Naseer Jamali

Personal information
- Born: 10 September 1989 (age 36) Kabul, Afghanistan
- Batting: Right-handed
- Bowling: Left-arm fast-medium
- Role: Bowler
- Relations: married 2019

International information
- National side: United States (2012–2015);
- Source: CricketArchive, 9 April 2016

= Naseer Jamali =

American international cricketer

Naseer Jamali (born 10 September 1989) is an American international cricketer who made his debut for the U.S. national team in 2012. He is a left-arm pace bowler.
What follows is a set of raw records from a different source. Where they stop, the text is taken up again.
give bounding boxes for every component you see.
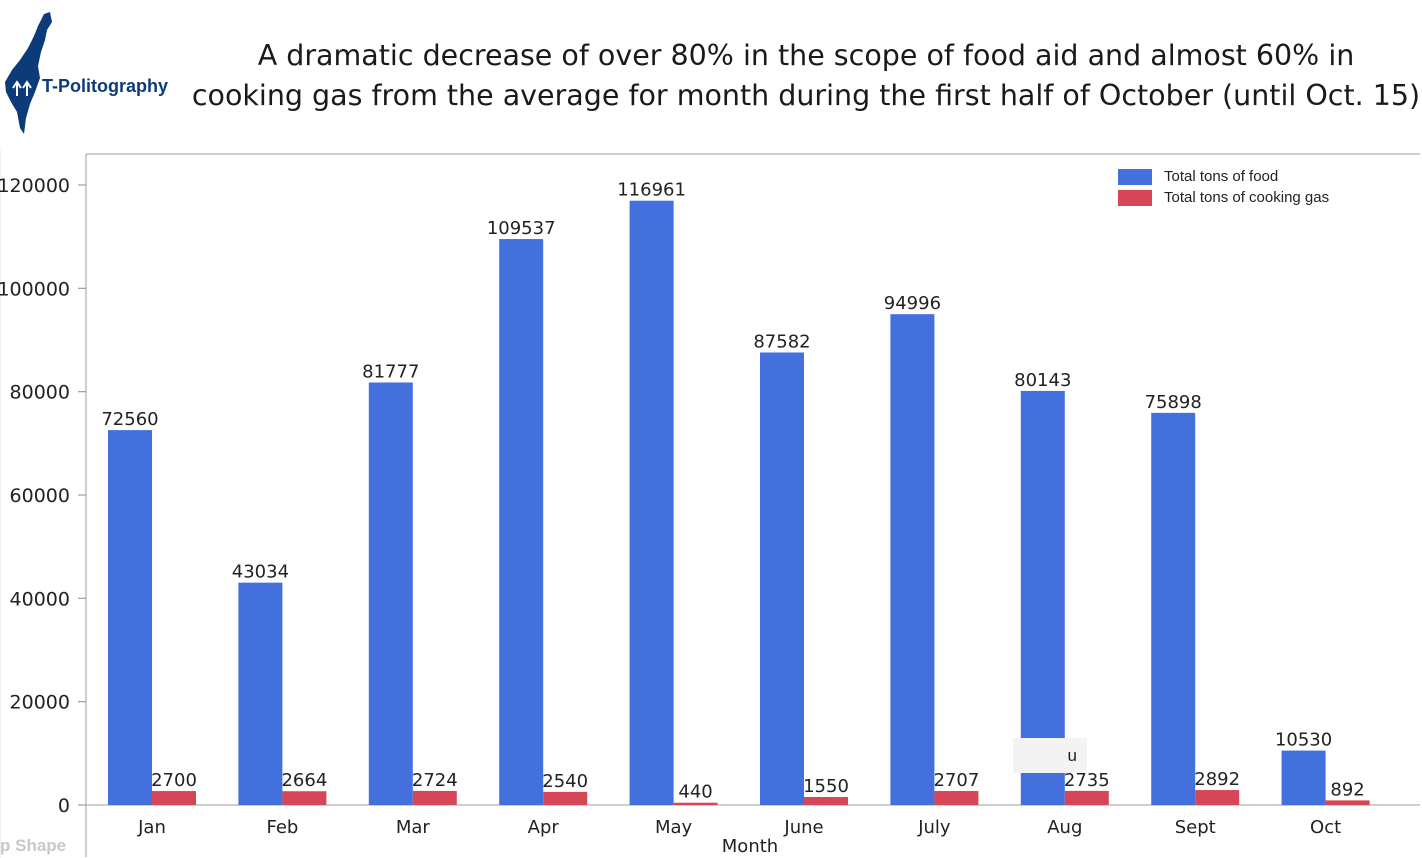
bar-chart: 72560 2700 43034 2664 81777 2724 109537 2540 116… — [0, 150, 1420, 858]
chart-axes — [0, 150, 1420, 858]
y-tick-label: 100000 — [0, 278, 70, 300]
legend-label-gas: Total tons of cooking gas — [1164, 189, 1330, 206]
x-tick-label: Jan — [137, 817, 166, 838]
data-label-cooking-gas: 2664 — [281, 770, 327, 791]
y-tick-label: 20000 — [10, 692, 70, 714]
data-label-cooking-gas: 2700 — [151, 770, 197, 791]
chart-data-labels: 72560 2700 43034 2664 81777 2724 109537 2540 116… — [101, 180, 1364, 803]
data-label-cooking-gas: 2540 — [542, 771, 588, 792]
data-label-food: 72560 — [101, 409, 158, 430]
chart-title: A dramatic decrease of over 80% in the s… — [190, 36, 1422, 116]
legend-label-food: Total tons of food — [1164, 168, 1279, 185]
bar-cooking-gas — [673, 802, 718, 805]
data-label-cooking-gas: 2892 — [1194, 769, 1240, 790]
bar-food — [629, 200, 674, 805]
brand-name: T-Politography — [42, 76, 168, 96]
data-label-cooking-gas: 892 — [1330, 779, 1364, 800]
data-label-food: 81777 — [362, 361, 419, 382]
data-label-cooking-gas: 2735 — [1064, 770, 1110, 791]
bar-food — [890, 314, 935, 805]
bar-food — [368, 382, 413, 805]
data-label-food: 10530 — [1275, 730, 1332, 751]
brand-logo: T-Politography — [5, 12, 168, 134]
chart-legend: Total tons of food Total tons of cooking… — [1118, 166, 1329, 208]
chart-title-line-2: cooking gas from the average for month d… — [191, 79, 1421, 112]
chart-ticks: 0 20000 40000 60000 80000 100000 120000 Jan Feb M… — [0, 175, 1341, 857]
cropped-text-fragment: p Shape — [0, 836, 67, 855]
data-label-food: 87582 — [753, 331, 810, 352]
y-tick-label: 60000 — [10, 485, 70, 507]
y-tick-label: 80000 — [10, 382, 70, 404]
legend-item-gas: Total tons of cooking gas — [1118, 187, 1329, 208]
bar-cooking-gas — [804, 796, 848, 805]
x-tick-label: June — [783, 817, 823, 838]
data-label-cooking-gas: 1550 — [803, 776, 849, 797]
data-label-food: 43034 — [232, 562, 289, 583]
data-label-food: 80143 — [1014, 370, 1071, 391]
bar-food — [108, 430, 152, 805]
x-tick-label: Sept — [1175, 817, 1216, 838]
x-tick-label: Oct — [1310, 817, 1341, 838]
x-tick-label: Feb — [266, 817, 298, 838]
chart-bars — [108, 200, 1370, 805]
bar-food — [760, 352, 804, 805]
y-tick-label: 40000 — [10, 588, 70, 610]
data-label-cooking-gas: 2707 — [933, 770, 979, 791]
x-tick-label: July — [917, 817, 951, 838]
bar-food — [1281, 750, 1326, 805]
chart-title-line-1: A dramatic decrease of over 80% in the s… — [257, 39, 1355, 72]
x-tick-label: May — [655, 817, 693, 838]
bar-cooking-gas — [282, 791, 327, 805]
legend-item-food: Total tons of food — [1118, 166, 1329, 187]
bar-cooking-gas — [543, 791, 588, 805]
arrows-icon — [12, 80, 32, 96]
bar-food — [499, 239, 544, 805]
data-label-food: 109537 — [487, 218, 556, 239]
data-label-food: 116961 — [617, 180, 686, 201]
bar-food — [1020, 390, 1065, 805]
bar-cooking-gas — [1064, 790, 1109, 805]
bar-cooking-gas — [934, 791, 979, 805]
legend-swatch-food — [1118, 168, 1152, 185]
bar-cooking-gas — [152, 791, 196, 805]
x-tick-label: Mar — [396, 817, 431, 838]
bar-cooking-gas — [412, 790, 457, 805]
bar-food — [238, 582, 283, 805]
data-label-food: 75898 — [1145, 392, 1202, 413]
legend-swatch-gas — [1118, 189, 1152, 206]
data-label-cooking-gas: 440 — [678, 782, 712, 803]
bar-food — [1151, 412, 1196, 805]
x-tick-label: Aug — [1047, 817, 1082, 838]
bar-cooking-gas — [1325, 800, 1370, 805]
y-tick-label: 0 — [58, 795, 70, 817]
data-label-food: 94996 — [884, 293, 941, 314]
y-tick-label: 120000 — [0, 175, 70, 197]
bar-cooking-gas — [1195, 790, 1240, 805]
israel-map-icon — [5, 12, 52, 134]
data-label-cooking-gas: 2724 — [412, 770, 458, 791]
x-tick-label: Apr — [528, 817, 560, 838]
x-axis-label: Month — [722, 836, 778, 857]
tooltip-fragment: u — [1013, 738, 1087, 773]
Jamali was born in Kabul, Afghanistan, and spent part of his childhood in Peshawar, Pakistan, before immigrating to the U.S. as a teenager. He made his debut for the U.S. under-19s at the 2009 Americas Under-19 Championship, and went on to play for them at the 2009 World Cup Qualifier and eventually at the 2010 Under-19 World Cup. At the World Cup, played in New Zealand, he appeared in five of his team's six matches, but took only two wickets. Jamali made his senior debut for the U.S. in November 2012, in the Auty Cup game against Canada. His first international tournament was the 2013 Americas Twenty20 Division One event. Later in 2013, Jamali made a single appearance in the 2013 World Cricket League Division Three tournament, taking 1/21 against Bermuda. After that, his next major tournament was the 2015 World Twenty20 Qualifier, where matches held full Twenty20 status. In three matches at the Qualifier, Jamali took four wickets, including 3/12 on debut against Jersey and 1/19 against Papua New Guinea.

In June 2021, he was selected to take part in the Minor League Cricket tournament in the United States following the players' draft.